Established in 1972 when the state sold nearby abandoned canal lands to the Town of Camillus, the now 420-acre park was founded by Elizabeth and Dr. David Beebe, who said the action saved what remained of the old canal in Camillus from being filled in with trash and Solvay Process Company sludge. Over time, the couple has continued to add acreage through donations, purchases and leases, preserving a stretch of the 19th century Erie Canal and its aqueduct over Nine Mile Creek.
The aqueduct, a water-filled bridge that carries canal boats over rivers, streams and valleys, is New York’s only restored navigable aqueduct. In 2018, the Preservation League of New York honored the Camillus Park for its restoration of the 1844 aqueduct. The history of the canal can be found in the Sims’ Museum, a replica of the original Sims’ Canal Store that was located approximately two miles east of its present location.

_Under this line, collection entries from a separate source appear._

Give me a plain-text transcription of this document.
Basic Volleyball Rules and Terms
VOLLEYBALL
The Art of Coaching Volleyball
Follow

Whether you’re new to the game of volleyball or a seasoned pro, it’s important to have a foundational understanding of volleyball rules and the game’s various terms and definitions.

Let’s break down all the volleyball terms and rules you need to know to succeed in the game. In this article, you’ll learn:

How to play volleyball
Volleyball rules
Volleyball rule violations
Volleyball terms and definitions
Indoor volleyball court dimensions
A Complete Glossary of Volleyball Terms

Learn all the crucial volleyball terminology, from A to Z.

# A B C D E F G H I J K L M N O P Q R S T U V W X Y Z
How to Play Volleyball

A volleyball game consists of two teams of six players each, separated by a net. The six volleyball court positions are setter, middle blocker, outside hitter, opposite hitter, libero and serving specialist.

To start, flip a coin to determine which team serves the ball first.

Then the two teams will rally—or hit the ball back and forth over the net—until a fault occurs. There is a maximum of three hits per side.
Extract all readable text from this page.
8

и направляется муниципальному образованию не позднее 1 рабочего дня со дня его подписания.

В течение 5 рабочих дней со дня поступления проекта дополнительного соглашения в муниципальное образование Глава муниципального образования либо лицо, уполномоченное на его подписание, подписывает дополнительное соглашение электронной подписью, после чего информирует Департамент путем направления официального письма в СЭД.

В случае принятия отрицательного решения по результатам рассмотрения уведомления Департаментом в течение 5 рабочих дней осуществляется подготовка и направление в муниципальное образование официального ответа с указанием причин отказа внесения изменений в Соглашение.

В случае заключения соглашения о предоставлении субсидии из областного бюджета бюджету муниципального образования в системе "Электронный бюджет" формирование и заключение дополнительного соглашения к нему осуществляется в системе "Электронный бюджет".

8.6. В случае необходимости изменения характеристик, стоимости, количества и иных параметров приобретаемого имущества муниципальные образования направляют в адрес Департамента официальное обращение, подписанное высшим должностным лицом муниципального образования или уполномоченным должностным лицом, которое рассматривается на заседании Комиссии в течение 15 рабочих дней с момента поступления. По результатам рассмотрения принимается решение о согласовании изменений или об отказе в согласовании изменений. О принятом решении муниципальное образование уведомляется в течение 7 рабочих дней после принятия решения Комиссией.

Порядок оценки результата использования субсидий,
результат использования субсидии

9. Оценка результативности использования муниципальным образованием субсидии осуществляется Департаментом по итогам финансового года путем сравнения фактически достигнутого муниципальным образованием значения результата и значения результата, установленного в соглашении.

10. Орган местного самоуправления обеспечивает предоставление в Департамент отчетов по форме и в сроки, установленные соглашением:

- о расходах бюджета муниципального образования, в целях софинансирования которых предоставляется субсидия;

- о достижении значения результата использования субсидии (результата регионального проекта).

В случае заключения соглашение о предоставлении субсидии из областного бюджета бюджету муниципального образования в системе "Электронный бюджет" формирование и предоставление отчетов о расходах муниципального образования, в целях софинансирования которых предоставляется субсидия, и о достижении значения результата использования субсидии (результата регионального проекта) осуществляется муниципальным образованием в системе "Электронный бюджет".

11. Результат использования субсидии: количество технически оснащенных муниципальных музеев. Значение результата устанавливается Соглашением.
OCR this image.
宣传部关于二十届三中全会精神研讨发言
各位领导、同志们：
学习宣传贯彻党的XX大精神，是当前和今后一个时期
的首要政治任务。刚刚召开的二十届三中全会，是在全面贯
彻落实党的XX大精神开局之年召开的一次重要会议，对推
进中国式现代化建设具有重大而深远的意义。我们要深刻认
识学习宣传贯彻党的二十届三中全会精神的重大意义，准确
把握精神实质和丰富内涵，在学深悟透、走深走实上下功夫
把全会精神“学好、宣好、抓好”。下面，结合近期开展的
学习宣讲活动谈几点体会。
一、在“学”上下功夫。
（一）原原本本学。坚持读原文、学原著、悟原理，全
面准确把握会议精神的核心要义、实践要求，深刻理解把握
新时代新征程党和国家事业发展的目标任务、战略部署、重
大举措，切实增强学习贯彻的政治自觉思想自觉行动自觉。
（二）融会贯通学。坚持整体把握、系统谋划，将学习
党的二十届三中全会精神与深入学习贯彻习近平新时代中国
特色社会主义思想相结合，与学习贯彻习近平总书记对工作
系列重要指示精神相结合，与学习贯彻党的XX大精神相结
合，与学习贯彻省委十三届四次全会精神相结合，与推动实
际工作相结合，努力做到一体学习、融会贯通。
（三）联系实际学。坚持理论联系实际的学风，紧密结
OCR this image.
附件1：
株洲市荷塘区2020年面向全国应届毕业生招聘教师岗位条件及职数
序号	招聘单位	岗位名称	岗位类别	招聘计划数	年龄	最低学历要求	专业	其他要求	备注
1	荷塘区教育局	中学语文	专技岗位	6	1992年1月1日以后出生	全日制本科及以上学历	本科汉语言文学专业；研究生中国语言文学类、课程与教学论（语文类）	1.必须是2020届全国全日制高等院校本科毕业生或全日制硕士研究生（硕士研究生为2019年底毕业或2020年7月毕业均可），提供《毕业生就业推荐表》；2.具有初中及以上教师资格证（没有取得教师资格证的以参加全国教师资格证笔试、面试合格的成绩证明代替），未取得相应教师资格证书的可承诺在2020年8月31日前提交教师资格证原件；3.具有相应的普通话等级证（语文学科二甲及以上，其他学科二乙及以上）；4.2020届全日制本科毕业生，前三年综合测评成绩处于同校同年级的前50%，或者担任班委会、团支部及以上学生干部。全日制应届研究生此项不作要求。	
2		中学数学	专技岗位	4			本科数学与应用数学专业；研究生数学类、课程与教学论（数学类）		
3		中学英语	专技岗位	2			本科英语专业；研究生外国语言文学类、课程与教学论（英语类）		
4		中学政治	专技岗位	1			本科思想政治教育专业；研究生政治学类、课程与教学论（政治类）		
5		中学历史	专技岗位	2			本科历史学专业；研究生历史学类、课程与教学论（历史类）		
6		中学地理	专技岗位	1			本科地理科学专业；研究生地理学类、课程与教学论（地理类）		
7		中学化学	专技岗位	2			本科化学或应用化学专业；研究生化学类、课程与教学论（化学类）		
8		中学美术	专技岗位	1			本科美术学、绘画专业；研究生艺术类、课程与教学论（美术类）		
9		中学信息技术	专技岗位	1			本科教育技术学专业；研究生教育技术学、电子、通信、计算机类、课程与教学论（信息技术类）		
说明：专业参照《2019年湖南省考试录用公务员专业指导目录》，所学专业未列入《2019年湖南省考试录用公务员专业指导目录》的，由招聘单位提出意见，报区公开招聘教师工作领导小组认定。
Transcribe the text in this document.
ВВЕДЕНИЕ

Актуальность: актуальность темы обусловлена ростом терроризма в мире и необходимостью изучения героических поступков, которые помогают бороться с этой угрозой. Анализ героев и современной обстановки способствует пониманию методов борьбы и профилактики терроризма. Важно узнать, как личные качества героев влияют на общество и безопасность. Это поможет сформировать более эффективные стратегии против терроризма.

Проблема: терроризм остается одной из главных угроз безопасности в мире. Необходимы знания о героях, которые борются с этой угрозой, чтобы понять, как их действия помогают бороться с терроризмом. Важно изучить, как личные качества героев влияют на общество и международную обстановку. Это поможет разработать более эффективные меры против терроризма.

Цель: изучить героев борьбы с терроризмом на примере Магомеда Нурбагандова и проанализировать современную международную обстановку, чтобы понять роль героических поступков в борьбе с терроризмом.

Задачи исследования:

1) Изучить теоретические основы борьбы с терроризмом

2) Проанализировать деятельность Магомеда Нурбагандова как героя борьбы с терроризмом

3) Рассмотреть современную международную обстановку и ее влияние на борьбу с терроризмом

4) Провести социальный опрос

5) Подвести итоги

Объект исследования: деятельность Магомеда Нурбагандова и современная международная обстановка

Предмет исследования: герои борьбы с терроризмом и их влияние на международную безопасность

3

Open year-round from dawn to dusk, the park has 14 miles of trails along waters used by fishermen, kayakers and the park’s own tour boats. Volunteers lead tours from summer until just before the waters ice over, teaching the history of the canal and its effect on New York’s economy. In the winter months, the trails are populated by cross-country skiers, snowshoers and adventurous runners.